Every worker, even the low-paid worker, is alert to their opportunities and take the best jobs that come to their notice but it is gaps in their information is the sand in the wheels of this search. As Manning (2005) observed in his superb Monopsony in Motion:
That important frictions exist in the labor market seems undeniable: people go to the pub to celebrate when they get a job rather than greeting the news with the shrug of the shoulders that we might expect if labor markets were frictionless. And people go to the pub to drown their sorrows when they lose their job rather than picking up another one straight away. The importance of frictions has been recognized since at least the work of Stigler (1961, 1962) (Manning 2005, p. 4).
The left has a certain view of how the labour market works and how to best move workers into better paying jobs. Standing against this are arguments that it is a want of information rather than weak bargaining power is what slows workers down from moving to a better job. As Stigler (1961, 1962) argued, information is costly to obtain in the labour market:
No worker, unless his degree of specialization is pathological, will ever be able to become informed on the prospective earnings which would be obtained from every one of these potential employers at any given time, let alone keep this information up to date. He faces the problem of how to acquire information on the wage rates, stability of employment, conditions of employment, and other determinants of job choice, and how to keep this information current (Stigler 1962, p. 94).

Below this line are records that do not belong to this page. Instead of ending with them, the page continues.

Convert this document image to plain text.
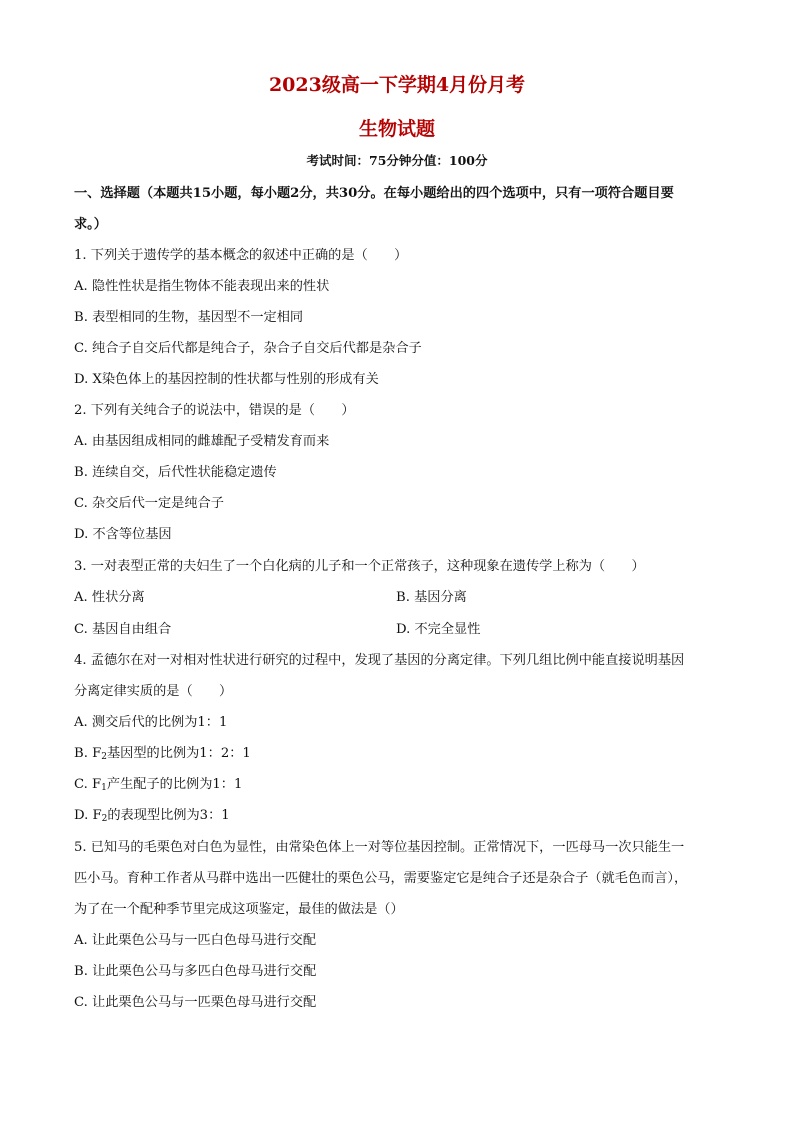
2023级高一下学期4月份月考
生物试题
考试时间：75分钟分值：100分
一、选择题（本题共15小题，每小题2分，共30分。在每小题给出的四个选项中，只有一项符合题目要
求。）
1. 下列关于遗传学的基本概念的叙述中正确的是（　　）
A. 隐性性状是指生物体不能表现出来的性状
B. 表型相同的生物，基因型不一定相同
C. 纯合子自交后代都是纯合子，杂合子自交后代都是杂合子
D. X染色体上的基因控制的性状都与性别的形成有关
2. 下列有关纯合子的说法中，错误的是（　　）
A. 由基因组成相同的雌雄配子受精发育而来
B. 连续自交，后代性状能稳定遗传
C. 杂交后代一定是纯合子
D. 不含等位基因
3. 一对表型正常的夫妇生了一个白化病的儿子和一个正常孩子，这种现象在遗传学上称为（　　）
A. 性状分离	B. 基因分离
C. 基因自由组合	D. 不完全显性
4. 孟德尔在对一对相对性状进行研究的过程中，发现了基因的分离定律。下列几组比例中能直接说明基因
分离定律实质的是（　　）
A. 测交后代的比例为1：1
B. $F_2$基因型的比例为1：2：1
C. $F_1$产生配子的比例为1：1
D. $F_2$的表现型比例为3：1
5. 已知马的毛栗色对白色为显性，由常染色体上一对等位基因控制。正常情况下，一匹母马一次只能生一
匹小马。育种工作者从马群中选出一匹健壮的栗色公马，需要鉴定它是纯合子还是杂合子（就毛色而言），
为了在一个配种季节里完成这项鉴定，最佳的做法是（）
A. 让此栗色公马与一匹白色母马进行交配
B. 让此栗色公马与多匹白色母马进行交配
C. 让此栗色公马与一匹栗色母马进行交配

The left accepts that low-paid workers respond actively to news of better paying job opportunities. They do this by arguing that a living wage improves the quality of recruitment pools. More workers apply for the living wage vacancies on the news of a living wage policy. Fewer employees quit and they work harder in response to a living wage.
Activists should mind how they go by stressing an inequality of bargaining power but also letting through the door even one market discipline such as a sensitivity of wage offers and profits to job turnover rates:
Let us consider the extreme case of highly specialized, non-versatile labor. If we consider (a) the continuous replacement of personnel who gradually leave through competing employment openings, retirement and death, and (b) (in an expanding industry) the recruitment needed for expansion, we must recognize that the probability of the workers’ exploitation is remote. The observable labor turnover between firms suggests indeed that collusive action to reduce the price of labor has virtually never been regarded as profitable (Hutt 1973, p. 4).
But not every worker knows there are better paying options which may be even just a few steps away from their current job. Information costs are a better explanation than pinning everything on an inequality in bargaining power. This is because information costs have a profound impact on labour market workings (Stigler 1962; Alchian 1969; Alchian and Allen 1967, 1983). For unequal bargaining power to keep the wages of the low-paid down, collusion must succeed between a great many employers recruiting across many industry and occupational labour markets (Hutt 1973, Alchian and Allen 1983).
More insight is gleaned from the fact that job seekers do not initially know the location of suitable vacancies, the wages for various skills, differences in job security and other factors. They must find this knowledge, keep it current and forecast whether better vacancies may open soon. Employers must learn the location, availability and asking wages of suitable applicants.
Long-term contracts arise to share risks and curb opportunism over sunken investments in specialised human capital. These factors lead to queues, unemployment, spare capacity, layoffs, shortages, inventories and non-price rationing in conjunction with wage rigidity (Alchian 1969; Alchian and Allen 1967, 1983). Labour market analysis must stay within McCloskey’s maxim that
Every piece of economic analysis is not complete until everyone is earning only normal profits, or at least the analyst can identify a reason why not (McCloskey 1985).
The labour market has good and bad jobs, the jobs that can pay more than or less than the going rate, resulting from the costs of job search and matching. These good and bad jobs arise from the element of chance in every job search and job match rather than betting it all on an enduring employer conspiracy to keep wages down. Some workers are paid less than the going rate because they are down on their luck rather than under the thumb.